I know, I know: Bush cut taxes. But cutting taxes without restraining spending just postpones the pain, imposing a burden on future taxpayers who did not even make the mistake of trusting Republicans.

Bush and the Republican Congress turned Clinton's budget surpluses into deficits that peaked at $413 billion in fiscal year 2004. Federal spending as a share of GDP, which fell under Clinton to 18.5 percent, is again above 20 percent. Discretionary spending has increased faster under Bush than it did under Lyndon Johnson, no slouch in doling out taxpayer dollars. Earmarks have reached record levels, and the abuse of emergency spending bills is rampant.

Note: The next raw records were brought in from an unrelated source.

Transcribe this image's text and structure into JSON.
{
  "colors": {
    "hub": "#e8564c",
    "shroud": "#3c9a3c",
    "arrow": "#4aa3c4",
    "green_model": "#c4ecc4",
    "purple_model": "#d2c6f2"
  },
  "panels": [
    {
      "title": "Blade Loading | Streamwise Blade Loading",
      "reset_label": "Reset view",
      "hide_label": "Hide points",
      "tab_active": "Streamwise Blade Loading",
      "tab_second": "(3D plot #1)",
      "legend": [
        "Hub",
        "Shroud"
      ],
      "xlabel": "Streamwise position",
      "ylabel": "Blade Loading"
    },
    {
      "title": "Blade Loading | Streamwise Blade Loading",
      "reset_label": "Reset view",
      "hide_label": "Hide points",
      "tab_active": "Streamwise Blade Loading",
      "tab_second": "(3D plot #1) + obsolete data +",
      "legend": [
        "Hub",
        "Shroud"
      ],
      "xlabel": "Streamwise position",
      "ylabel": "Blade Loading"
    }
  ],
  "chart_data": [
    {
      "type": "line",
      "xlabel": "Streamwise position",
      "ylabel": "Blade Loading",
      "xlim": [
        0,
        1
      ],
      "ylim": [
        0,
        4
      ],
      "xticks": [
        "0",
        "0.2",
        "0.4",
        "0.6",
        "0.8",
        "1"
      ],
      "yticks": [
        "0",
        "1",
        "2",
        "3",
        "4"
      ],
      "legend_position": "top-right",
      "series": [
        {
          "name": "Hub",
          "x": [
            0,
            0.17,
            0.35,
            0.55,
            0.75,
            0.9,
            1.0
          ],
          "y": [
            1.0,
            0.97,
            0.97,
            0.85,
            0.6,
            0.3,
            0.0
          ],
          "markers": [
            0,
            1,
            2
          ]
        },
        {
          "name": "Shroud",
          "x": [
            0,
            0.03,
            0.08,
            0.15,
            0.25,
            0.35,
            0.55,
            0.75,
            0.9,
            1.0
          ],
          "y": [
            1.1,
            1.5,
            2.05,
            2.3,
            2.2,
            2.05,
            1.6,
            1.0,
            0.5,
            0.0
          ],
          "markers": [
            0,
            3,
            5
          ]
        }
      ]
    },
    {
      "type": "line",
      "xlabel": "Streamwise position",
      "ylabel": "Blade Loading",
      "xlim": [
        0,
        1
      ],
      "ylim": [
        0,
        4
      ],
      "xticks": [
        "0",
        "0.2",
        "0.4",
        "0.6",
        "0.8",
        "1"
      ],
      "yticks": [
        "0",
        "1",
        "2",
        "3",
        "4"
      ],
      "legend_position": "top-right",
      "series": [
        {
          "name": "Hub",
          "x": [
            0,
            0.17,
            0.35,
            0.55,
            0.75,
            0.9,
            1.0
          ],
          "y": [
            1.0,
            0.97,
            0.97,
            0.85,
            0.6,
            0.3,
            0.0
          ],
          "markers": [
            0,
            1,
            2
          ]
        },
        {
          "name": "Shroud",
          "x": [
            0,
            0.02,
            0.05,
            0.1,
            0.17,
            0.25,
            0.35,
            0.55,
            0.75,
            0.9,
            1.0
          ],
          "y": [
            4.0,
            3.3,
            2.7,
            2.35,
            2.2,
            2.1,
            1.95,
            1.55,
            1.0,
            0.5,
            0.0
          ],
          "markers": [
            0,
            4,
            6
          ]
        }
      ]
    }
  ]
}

Far from reforming entitlement programs, the Republicans compassionately created an exorbitant Medicare drug benefit that will add trillions of dollars to the program's long-term shortfall–the gift that keeps on taking. Far from reducing the federal government's scope, they have extended its reach into state and local matters such as education, abortion, marriage law, and end-of-life medical decisions.

Bush has either actively sought bigger government, as with the Medicare bill and the No Child Left Behind Act, or acquiesced in it, as with transportation spending and farm subsidies. Returning the favor, the Republicans who control Congress have acquiesced in the expansion of executive power, behaving as if they expect their party to control the White House forever.

It takes no leap of faith to believe that a Congress run by Democrats would be more inclined to impose limits on the president's surveillance, detention, and war powers. Or to suggest that Bush might suddenly find his veto pen when confronted by free-spending Democrats instead of free-spending Republicans.

As the Cato Institute's William Niskanen points out, the only extended periods of fiscal restraint since World War II occurred during the Eisenhower and Clinton administrations, when different parties controlled the executive and legislative branches. "Government spending has increased an average of only 1.73 percent annually during periods of divided government," he writes in the October Washington Monthly. "This number more than triples, to 5.26 percent, for periods of unified government."

I am not expecting Democrats or Republicans to act on principle. I am counting on pure partisan perversity, the tendency to automatically resist whatever the other guys try to do, simply because they're the other guys. Blind team loyalty has brought us six years of unbridled growth in the federal government's size and scope. If the elections go right, the same mindless partisanship can put the bridle back on Leviathan.